Harvard gives us staff the week off between Christmas & New Year’s Day (actually this week they gave us the 2 weeks, which was much appreciated. So I decided to take a chance and install Ubuntu 20.04 LTS “Focal Fossa” on my laptop. I originally kept it as dual-boot with Windows, but then after a catastrophic disk error caused by “sudo apt update-release”, I reformatted the disk totally for Ubuntu and got rid of the windows. Specs are below.

All glory to the Hypnotoad!

I named the laptop “Hypnotoad” after the hypnotic toad from the Futurama animated series. (Also one of my favorite shows.) All glory to the Hypnotoad!
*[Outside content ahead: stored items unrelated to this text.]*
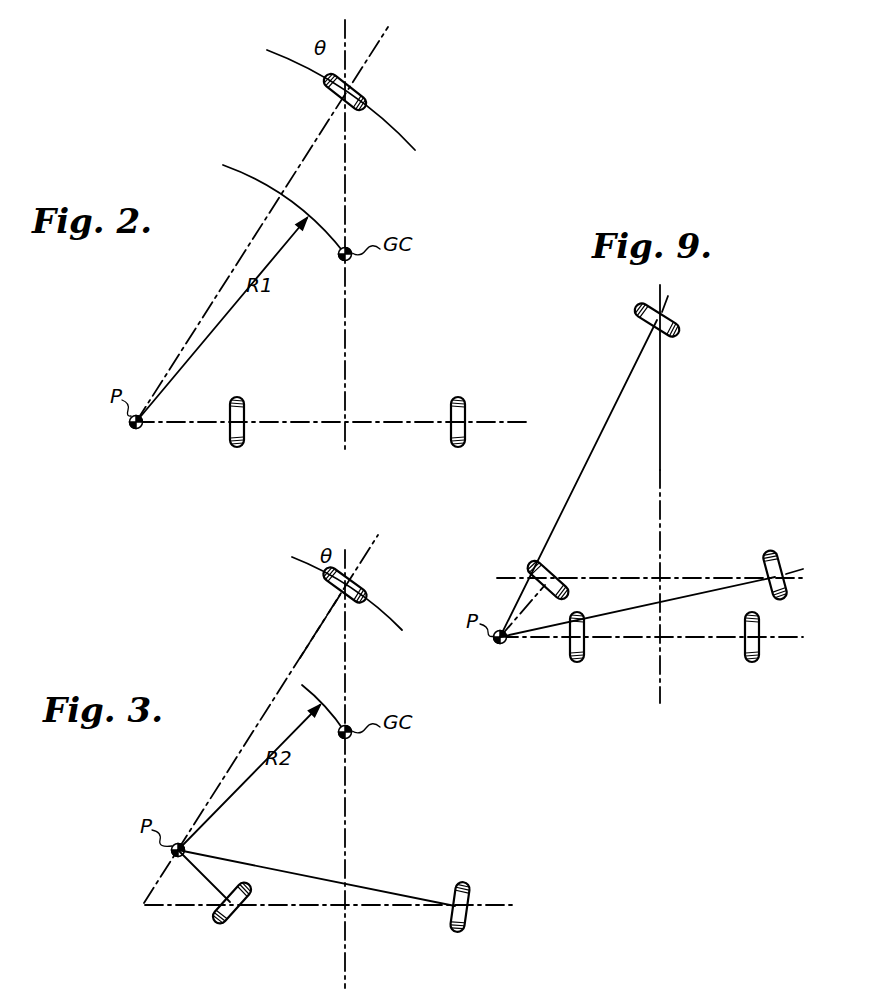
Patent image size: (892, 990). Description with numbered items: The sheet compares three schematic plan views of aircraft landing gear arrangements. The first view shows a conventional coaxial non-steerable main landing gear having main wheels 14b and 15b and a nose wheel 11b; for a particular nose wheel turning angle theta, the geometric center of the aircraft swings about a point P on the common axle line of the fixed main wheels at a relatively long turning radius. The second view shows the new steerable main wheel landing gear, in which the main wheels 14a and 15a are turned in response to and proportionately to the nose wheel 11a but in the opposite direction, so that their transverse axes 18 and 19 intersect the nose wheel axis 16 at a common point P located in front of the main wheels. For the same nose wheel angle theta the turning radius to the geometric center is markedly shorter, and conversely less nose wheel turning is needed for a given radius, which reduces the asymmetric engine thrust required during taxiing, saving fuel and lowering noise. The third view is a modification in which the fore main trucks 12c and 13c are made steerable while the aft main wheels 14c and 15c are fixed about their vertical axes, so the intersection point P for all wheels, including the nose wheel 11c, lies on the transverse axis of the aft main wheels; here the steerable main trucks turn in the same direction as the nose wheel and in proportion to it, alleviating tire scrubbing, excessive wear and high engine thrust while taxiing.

In FIG. 3, the nose wheel 11a is at (365, 587).
In FIG. 2, the nose wheel 11b is at (365, 93).
In FIG. 9, the nose wheel 11c is at (672, 321).
In FIG. 9, the fore main truck 12c is at (578, 556).
In FIG. 9, the fore main truck 13c is at (766, 563).
In FIG. 3, the main wheel 14a is at (221, 925).
In FIG. 2, the main wheel 14b is at (243, 398).
In FIG. 9, the aft main wheel 14c is at (568, 654).
In FIG. 3, the main wheel 15a is at (462, 933).
In FIG. 2, the main wheel 15b is at (464, 398).
In FIG. 9, the aft main wheel 15c is at (746, 655).
In FIG. 3, the nose wheel axis 16 is at (320, 620).
In FIG. 3, the transverse axis 18 is at (204, 874).
In FIG. 3, the transverse axis 19 is at (272, 868).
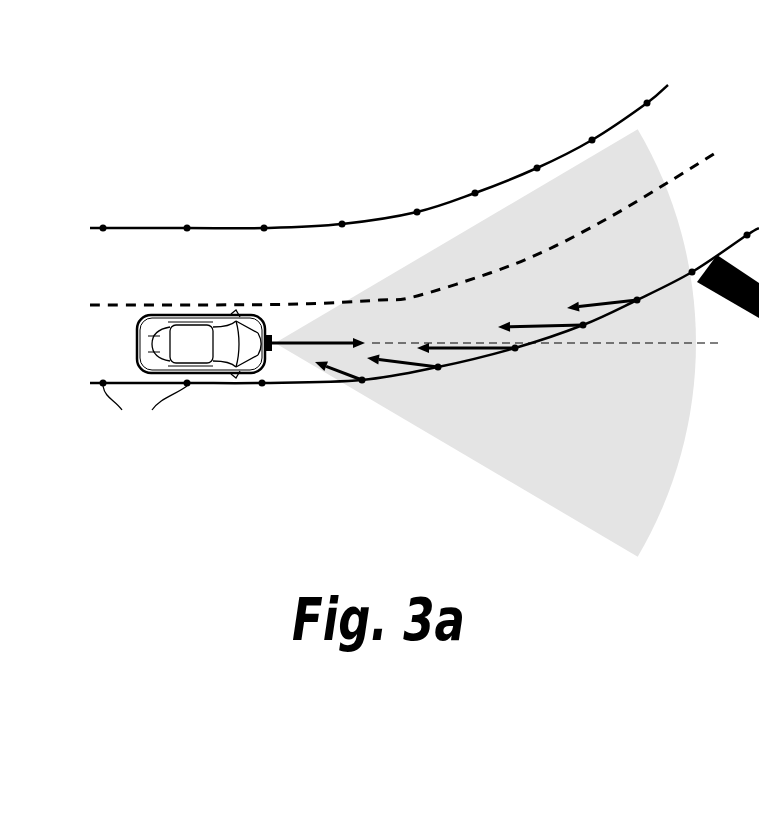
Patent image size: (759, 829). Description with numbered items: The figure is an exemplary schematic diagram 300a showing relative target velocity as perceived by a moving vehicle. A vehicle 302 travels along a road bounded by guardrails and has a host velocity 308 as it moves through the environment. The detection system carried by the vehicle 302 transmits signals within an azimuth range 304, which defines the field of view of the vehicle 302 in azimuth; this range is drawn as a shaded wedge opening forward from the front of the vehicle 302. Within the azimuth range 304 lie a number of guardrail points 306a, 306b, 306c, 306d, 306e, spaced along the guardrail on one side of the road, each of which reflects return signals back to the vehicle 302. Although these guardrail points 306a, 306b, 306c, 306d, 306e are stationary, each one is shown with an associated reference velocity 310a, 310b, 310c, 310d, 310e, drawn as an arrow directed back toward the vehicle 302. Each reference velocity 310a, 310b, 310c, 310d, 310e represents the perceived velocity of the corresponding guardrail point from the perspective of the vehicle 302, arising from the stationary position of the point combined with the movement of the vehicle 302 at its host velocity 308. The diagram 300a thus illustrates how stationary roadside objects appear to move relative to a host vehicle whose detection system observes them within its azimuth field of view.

The schematic diagram 300a is at (215, 95).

I now have a dual partition with Ubuntu 20.04 and Ubuntu 20.10, but I am sticking with the 20.04 for now. When the next LTS (Ubuntu 22.04) comes out, I will probably upgrade to that.

One thing I noted is that the Ubuntu has much less bloat than Windows 10. Running the Stacer app, you can see that the machine is using half of the available RAM!

Stacer

This means that CPU-intensive applications like Zoom are much less apt to hang. I’ve also set the swappiness down from 60 to 10 (sysctl -w vm.swappiness=10) so that it will not swap to disk as frequently (as it has plenty of RAM).

One thing that I still need to work out is the Wifi card. The Broadcom 43142 card needs to use the proprietary driver from bcmwl-kernel-source. It generally works OK but sometimes the signal strength varies. I’ve looked into an number of solutions (setting REGDOMAIN=US seems to have made it more stable) but the problem still happens intermittently. The solution may have to wait for the next driver update from Broadcom.

All in all, I am glad I switched over my laptop to Linux. I’ve learned a lot about Linux desktop management in only a few weeks. There are plenty of internet sites like Ask Ubuntu and OMG Ubuntu that have useful tips and tricks for desktop management.